Search code examples
artificial-intelligenceneural-network

Determining Bias for Neural network Perceptrons?


This is one thing in my beginning of understand neural networks is I don't quite understand what to initially set a "bias" at? I understand the Perceptron calculates it's output based on:

P * W + b > 0

and then you could calculate a learning pattern based on b = b + [ G - O ] where G is the Correct Output, and O is the actual Output (1 or 0) to calculate a new bias...but what about an initial bias.....I don't really understand how this is calculated, or what initial value should be used besides just "guessing", is there any type of formula for this?

Pardon if Im mistaken on anything, Im still learning the whole Neural network idea before I implement my own (crappy) one.

The same goes for learning rate.....I mean most books and such just kinda "pick one" for μ.


Solution

  • The short answer is, it depends...

    1. In most cases (I believe) you can just treat the bias just like any other weight (so it might get initialised to some small random value), and it will get updated as you train your network.
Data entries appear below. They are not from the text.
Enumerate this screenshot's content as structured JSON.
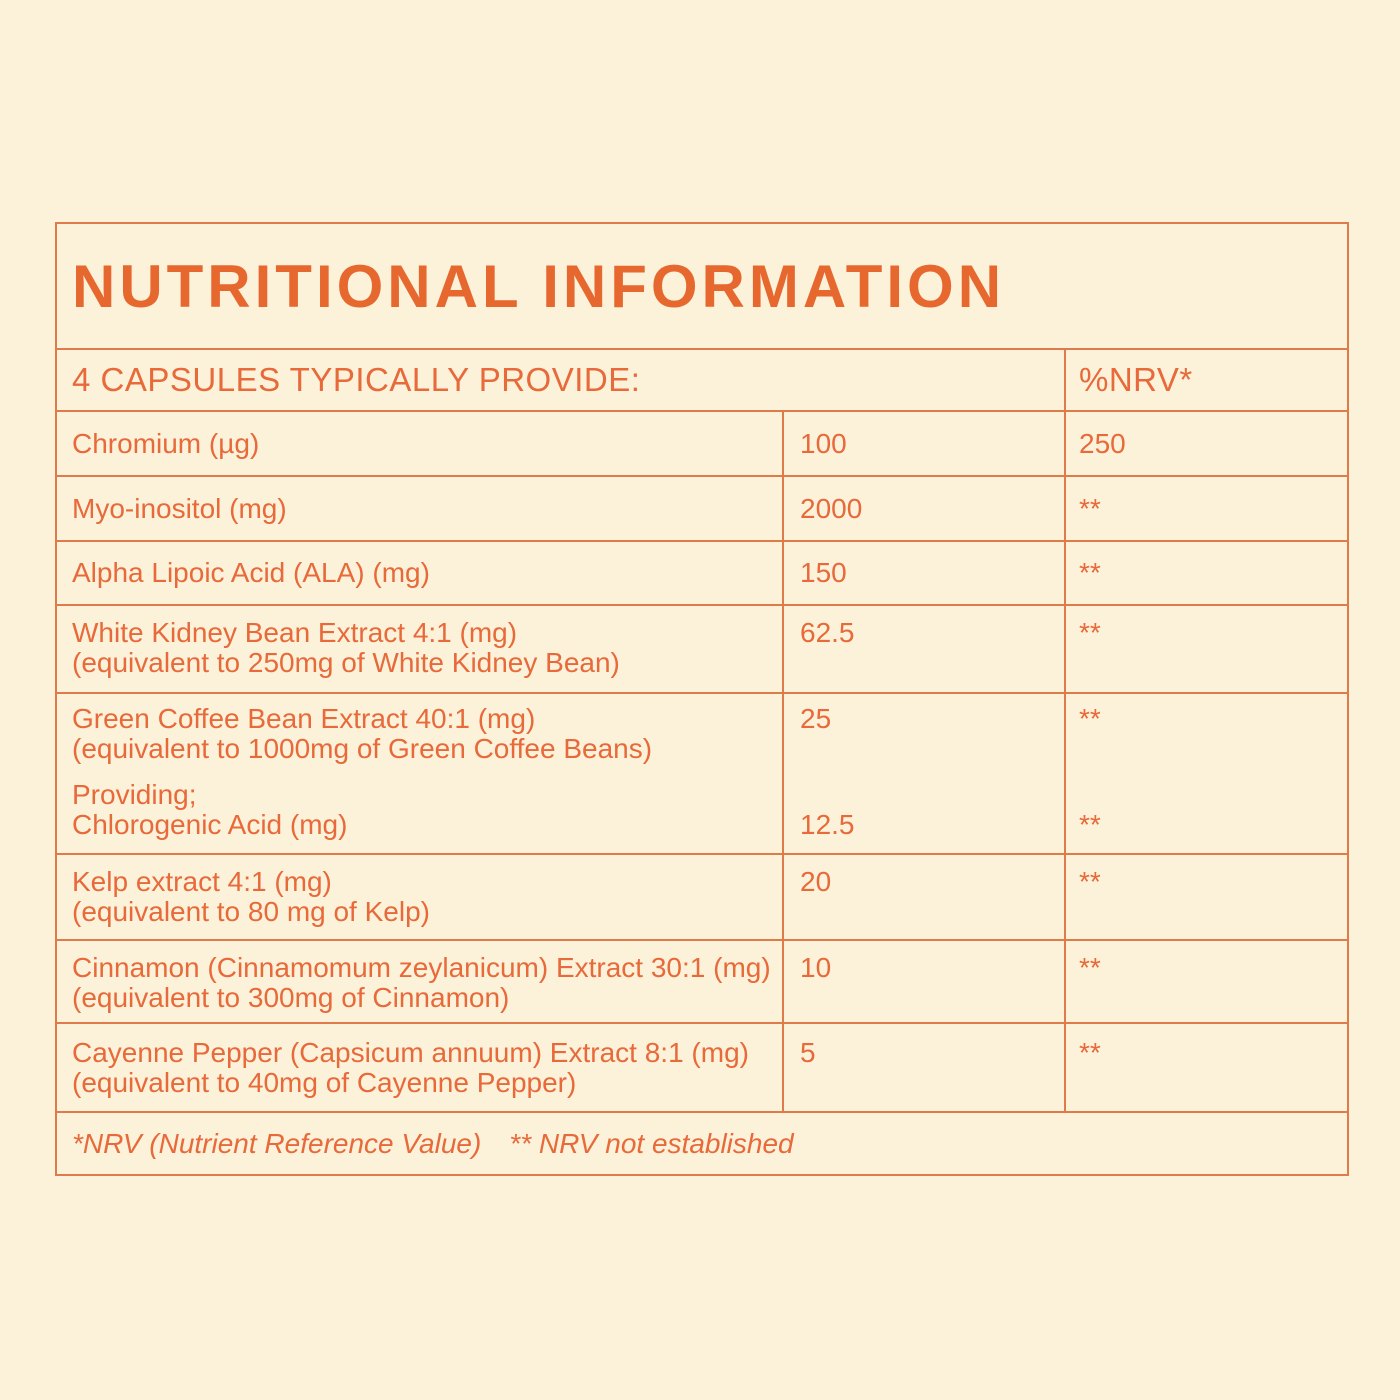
{
  "colors": {
    "background": "#FBF2D9",
    "text_orange": "#E8693A",
    "title_orange": "#E7682F",
    "border_orange": "#DF7A4B"
  },
  "table": {
    "title": "NUTRITIONAL INFORMATION",
    "header": {
      "serving": "4 CAPSULES TYPICALLY PROVIDE:",
      "nrv": "%NRV*"
    },
    "rows": [
      {
        "name_lines": [
          "Chromium (µg)"
        ],
        "amount": "100",
        "nrv": "250"
      },
      {
        "name_lines": [
          "Myo-inositol (mg)"
        ],
        "amount": "2000",
        "nrv": "**"
      },
      {
        "name_lines": [
          "Alpha Lipoic Acid (ALA) (mg)"
        ],
        "amount": "150",
        "nrv": "**"
      },
      {
        "name_lines": [
          "White Kidney Bean Extract 4:1 (mg)",
          "(equivalent to 250mg of White Kidney Bean)"
        ],
        "amount": "62.5",
        "nrv": "**"
      },
      {
        "name_lines": [
          "Green Coffee Bean Extract 40:1 (mg)",
          "(equivalent to 1000mg of Green Coffee Beans)"
        ],
        "name_lines2": [
          "Providing;",
          "Chlorogenic Acid (mg)"
        ],
        "amount": "25",
        "nrv": "**",
        "amount2": "12.5",
        "nrv2": "**"
      },
      {
        "name_lines": [
          "Kelp extract 4:1 (mg)",
          "(equivalent to 80 mg of Kelp)"
        ],
        "amount": "20",
        "nrv": "**"
      },
      {
        "name_lines": [
          "Cinnamon (Cinnamomum zeylanicum) Extract 30:1 (mg)",
          "(equivalent to 300mg of Cinnamon)"
        ],
        "amount": "10",
        "nrv": "**"
      },
      {
        "name_lines": [
          "Cayenne Pepper (Capsicum annuum) Extract 8:1 (mg)",
          "(equivalent to 40mg of Cayenne Pepper)"
        ],
        "amount": "5",
        "nrv": "**"
      }
    ],
    "footnote": {
      "part1": "*NRV (Nutrient Reference Value)",
      "part2": "** NRV not established"
    }
  }
}
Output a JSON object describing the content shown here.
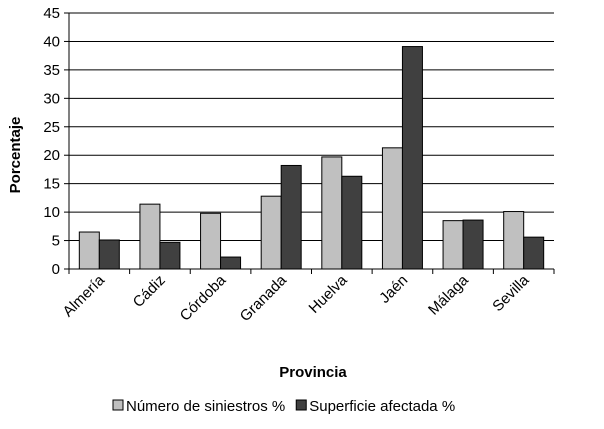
{
  "chart_data": {
    "type": "bar",
    "title": "",
    "xlabel": "Provincia",
    "ylabel": "Porcentaje",
    "ylim": [
      0,
      45
    ],
    "yticks": [
      0,
      5,
      10,
      15,
      20,
      25,
      30,
      35,
      40,
      45
    ],
    "grid": true,
    "legend_position": "bottom",
    "categories": [
      "Almería",
      "Cádiz",
      "Córdoba",
      "Granada",
      "Huelva",
      "Jaén",
      "Málaga",
      "Sevilla"
    ],
    "series": [
      {
        "name": "Número de siniestros %",
        "color": "#c0c0c0",
        "values": [
          6.5,
          11.4,
          9.8,
          12.8,
          19.7,
          21.3,
          8.5,
          10.1
        ]
      },
      {
        "name": "Superficie afectada %",
        "color": "#404040",
        "values": [
          5.1,
          4.7,
          2.1,
          18.2,
          16.3,
          39.1,
          8.6,
          5.6
        ]
      }
    ]
  }
}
The idea is that all the biases and weights will end up converging on some useful set of values.

    2. However, you can also set the weights manually (with no training) to get some special behaviours: for example, you can use the bias to make a perceptron behave like a logic gate (assume binary inputs X1 and X2 are either 0 or 1, and the activation function is scaled to give an output of 0 or 1).

    OR gate: W1=1, W2=1, Bias=0

    AND gate: W1=1, W2=1, Bias=-1

    You can solve the classic XOR problem by using AND and OR as the first layer in a multilayer network, and feed them into a third perceptron with W1=3 (from the OR gate), W2=-2 (from the AND gate) and Bias=-2, like this:

    perceptron XOR

    (Note: these values will be different if your activation function is scaled to -1/+1, ie a SGN function)


    1. As to how to set the learning rate, that also depends(!) but I think usually something like 0.01 is recommended. Basically you want the system to learn as quickly as possible, but not so quickly that the weights fail to converge properly.